# I found out something horrible today..



## Juicebox (Mar 22, 2009)

Today my dad's friend wanted to see my new pet. He had no idea it was a hedgehog and when I brought it to him he was like, "Oh a hedgehog! I saw these at the FLEA MARKET!"
I was like, WHAT?! Wow, as if the sale of hedgehogs in pet stores isnt bad enough? Imagine how bad the conditions theyre in at those flea markets and to the scum of people theyre selling them to. Atleast the ones I've been to is purely cheap people who dont know anything about animals.
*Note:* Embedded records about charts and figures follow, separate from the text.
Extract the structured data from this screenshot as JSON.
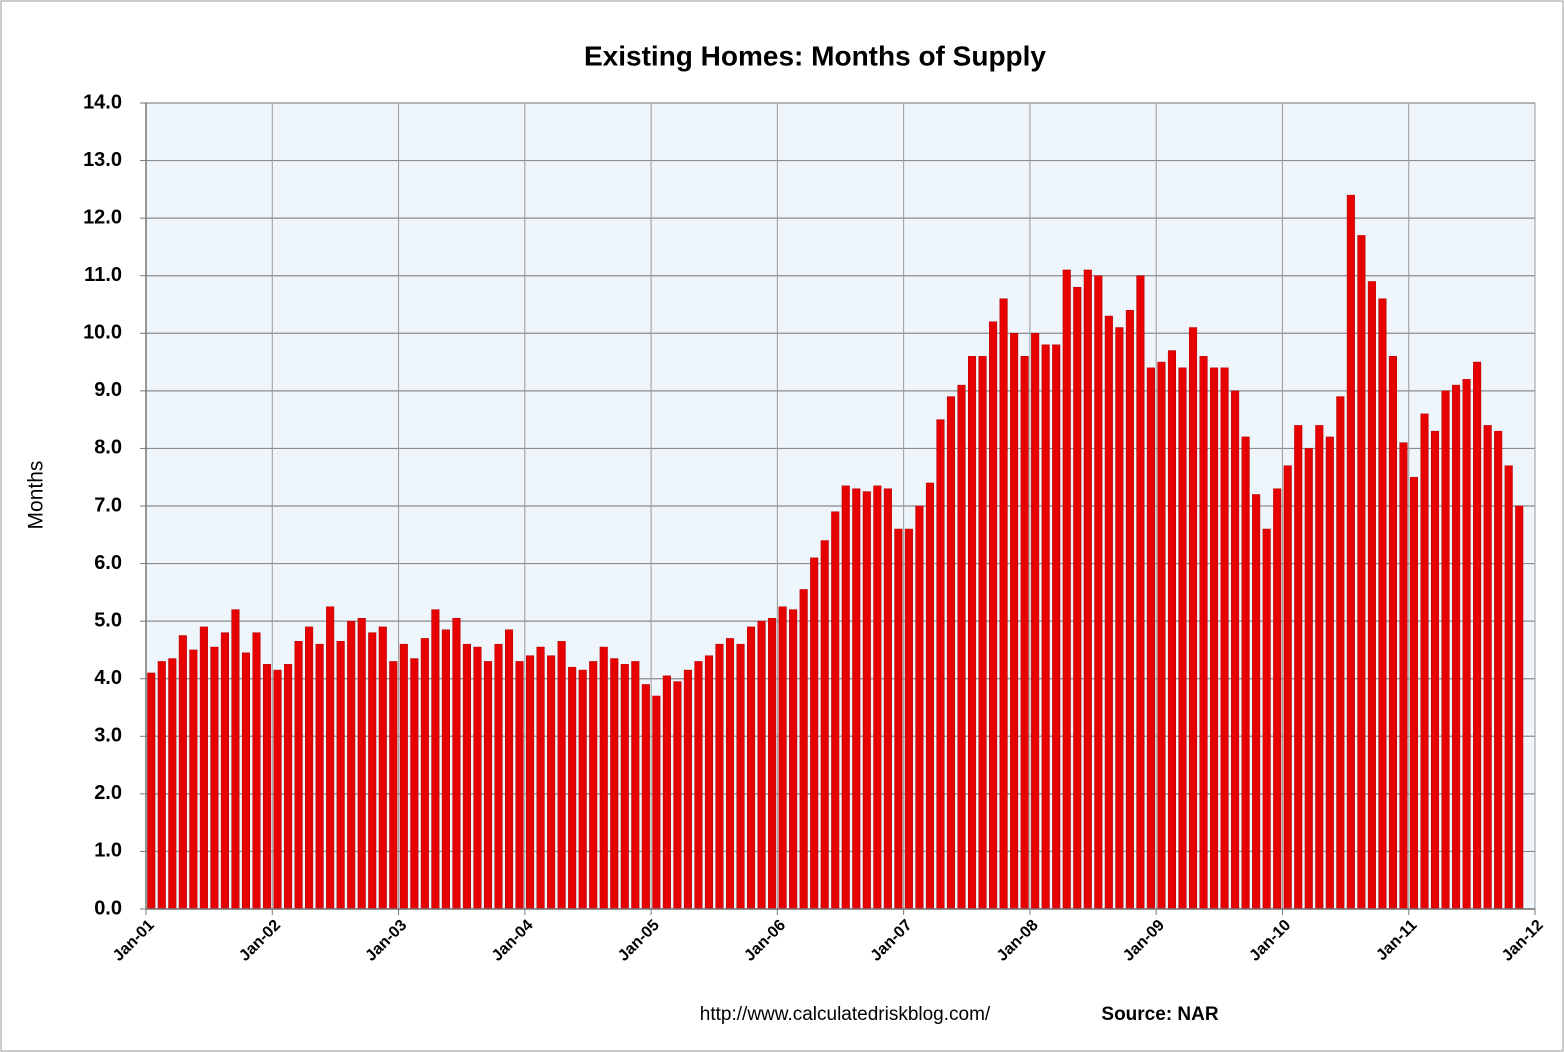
{
  "chart_data": {
    "type": "bar",
    "title": "Existing Homes: Months of Supply",
    "ylabel": "Months",
    "source_url": "http://www.calculatedriskblog.com/",
    "source": "Source: NAR",
    "color": "#e60000",
    "grid": true,
    "categories": [
      "Jan-01",
      null,
      null,
      null,
      null,
      null,
      null,
      null,
      null,
      null,
      null,
      null,
      "Jan-02",
      null,
      null,
      null,
      null,
      null,
      null,
      null,
      null,
      null,
      null,
      null,
      "Jan-03",
      null,
      null,
      null,
      null,
      null,
      null,
      null,
      null,
      null,
      null,
      null,
      "Jan-04",
      null,
      null,
      null,
      null,
      null,
      null,
      null,
      null,
      null,
      null,
      null,
      "Jan-05",
      null,
      null,
      null,
      null,
      null,
      null,
      null,
      null,
      null,
      null,
      null,
      "Jan-06",
      null,
      null,
      null,
      null,
      null,
      null,
      null,
      null,
      null,
      null,
      null,
      "Jan-07",
      null,
      null,
      null,
      null,
      null,
      null,
      null,
      null,
      null,
      null,
      null,
      "Jan-08",
      null,
      null,
      null,
      null,
      null,
      null,
      null,
      null,
      null,
      null,
      null,
      "Jan-09",
      null,
      null,
      null,
      null,
      null,
      null,
      null,
      null,
      null,
      null,
      null,
      "Jan-10",
      null,
      null,
      null,
      null,
      null,
      null,
      null,
      null,
      null,
      null,
      null,
      "Jan-11",
      null,
      null,
      null,
      null,
      null,
      null,
      null,
      null,
      null,
      null,
      null,
      "Jan-12"
    ],
    "values": [
      4.1,
      4.3,
      4.35,
      4.75,
      4.5,
      4.9,
      4.55,
      4.8,
      5.2,
      4.45,
      4.8,
      4.25,
      4.15,
      4.25,
      4.65,
      4.9,
      4.6,
      5.25,
      4.65,
      5.0,
      5.05,
      4.8,
      4.9,
      4.3,
      4.6,
      4.35,
      4.7,
      5.2,
      4.85,
      5.05,
      4.6,
      4.55,
      4.3,
      4.6,
      4.85,
      4.3,
      4.4,
      4.55,
      4.4,
      4.65,
      4.2,
      4.15,
      4.3,
      4.55,
      4.35,
      4.25,
      4.3,
      3.9,
      3.7,
      4.05,
      3.95,
      4.15,
      4.3,
      4.4,
      4.6,
      4.7,
      4.6,
      4.9,
      5.0,
      5.05,
      5.25,
      5.2,
      5.55,
      6.1,
      6.4,
      6.9,
      7.35,
      7.3,
      7.25,
      7.35,
      7.3,
      6.6,
      6.6,
      7.0,
      7.4,
      8.5,
      8.9,
      9.1,
      9.6,
      9.6,
      10.2,
      10.6,
      10.0,
      9.6,
      10.0,
      9.8,
      9.8,
      11.1,
      10.8,
      11.1,
      11.0,
      10.3,
      10.1,
      10.4,
      11.0,
      9.4,
      9.5,
      9.7,
      9.4,
      10.1,
      9.6,
      9.4,
      9.4,
      9.0,
      8.2,
      7.2,
      6.6,
      7.3,
      7.7,
      8.4,
      8.0,
      8.4,
      8.2,
      8.9,
      12.4,
      11.7,
      10.9,
      10.6,
      9.6,
      8.1,
      7.5,
      8.6,
      8.3,
      9.0,
      9.1,
      9.2,
      9.5,
      8.4,
      8.3,
      7.7,
      7.0,
      null,
      null
    ],
    "ylim": [
      0,
      14
    ],
    "yticks": [
      {
        "value": 0,
        "label": "0.0"
      },
      {
        "value": 1,
        "label": "1.0"
      },
      {
        "value": 2,
        "label": "2.0"
      },
      {
        "value": 3,
        "label": "3.0"
      },
      {
        "value": 4,
        "label": "4.0"
      },
      {
        "value": 5,
        "label": "5.0"
      },
      {
        "value": 6,
        "label": "6.0"
      },
      {
        "value": 7,
        "label": "7.0"
      },
      {
        "value": 8,
        "label": "8.0"
      },
      {
        "value": 9,
        "label": "9.0"
      },
      {
        "value": 10,
        "label": "10.0"
      },
      {
        "value": 11,
        "label": "11.0"
      },
      {
        "value": 12,
        "label": "12.0"
      },
      {
        "value": 13,
        "label": "13.0"
      },
      {
        "value": 14,
        "label": "14.0"
      }
    ]
  }
}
I bought 2 minature rabbits there once and had them in perfect conditions and they died in 2 months. I guess they were sick or something but man, those poor hedgies.


----------



## Zalea (Sep 12, 2008)

I'm sorry to hear that they're being sold in such terrible conditions. The people selling them are probably backyard breeders who are not at all reputable. As sad as it is that they're there, you just have to hope that they find better homes from people who care and make an effort. This is the same kind of thing that pet store hedgies often go through. I'm not sure anything can really be done about it except spreading the word about proper care and hoping they find good homes. Definitely does make a person feel bad for the little hedgies, though.


----------



## Juicebox (Mar 22, 2009)

Yeah man, like I dont even wanna think about it. It makes me really sad and I feel like hugging juicebox. But I cant really cause itll hurt. :/ Lmao!


----------



## Mika (Dec 4, 2008)

I saw that a couple of times ago at the flea market!! The last one I saw I asked them if it's a male or a female and they told me that they don't know because it's really hard to see and to make the difference.... (wtf)

So I took the little...heu.. I mean, the BIG hedgie and after 45 minutes he never showed up. I told them that he looks like a hibernated hedgehog and he said: " no no.. he's just sleeping.. it's a noctun animal."

I could do noting for him or her... that 's so bad and sad!! :? :roll:


----------



## Juicebox (Mar 22, 2009)

Dang wow. Omg you guys look at what I found on youtube. I seriously think that like, there should be a license required to actually OWN a hedgehog no matter what state you live in. And that you have to take like a test to show that you really deserve this. God this made me sooooooo mad.


----------



## Vortex (Aug 28, 2008)

omg! that poor little hedgie! 
i could cry watching that...i just want to jump in and save him!
some people really dont deserve to own animals...
it just makes me sick....


----------



## hedgieluver (Feb 18, 2009)

OMG!!!! i started to cry, im not kiddin,  , i think they need to get that hedgie taken away from them :evil: , like animal cops I love that show, but its sad  , but it has happy endings, but yea, i saw it fall, and started to cry,and it keeps replayin in my head  !!!!! UGH!!! im seriously gettin a headache from it!!!!!!


----------



## Juicebox (Mar 22, 2009)

man i so cussed him out. -_-
i just wish we could know who he is so we can get that poor hedgie taken away. also, that video was posted about a year ago so who knows what else he has done to that poor hedgie! who knows if the poor thing died?


----------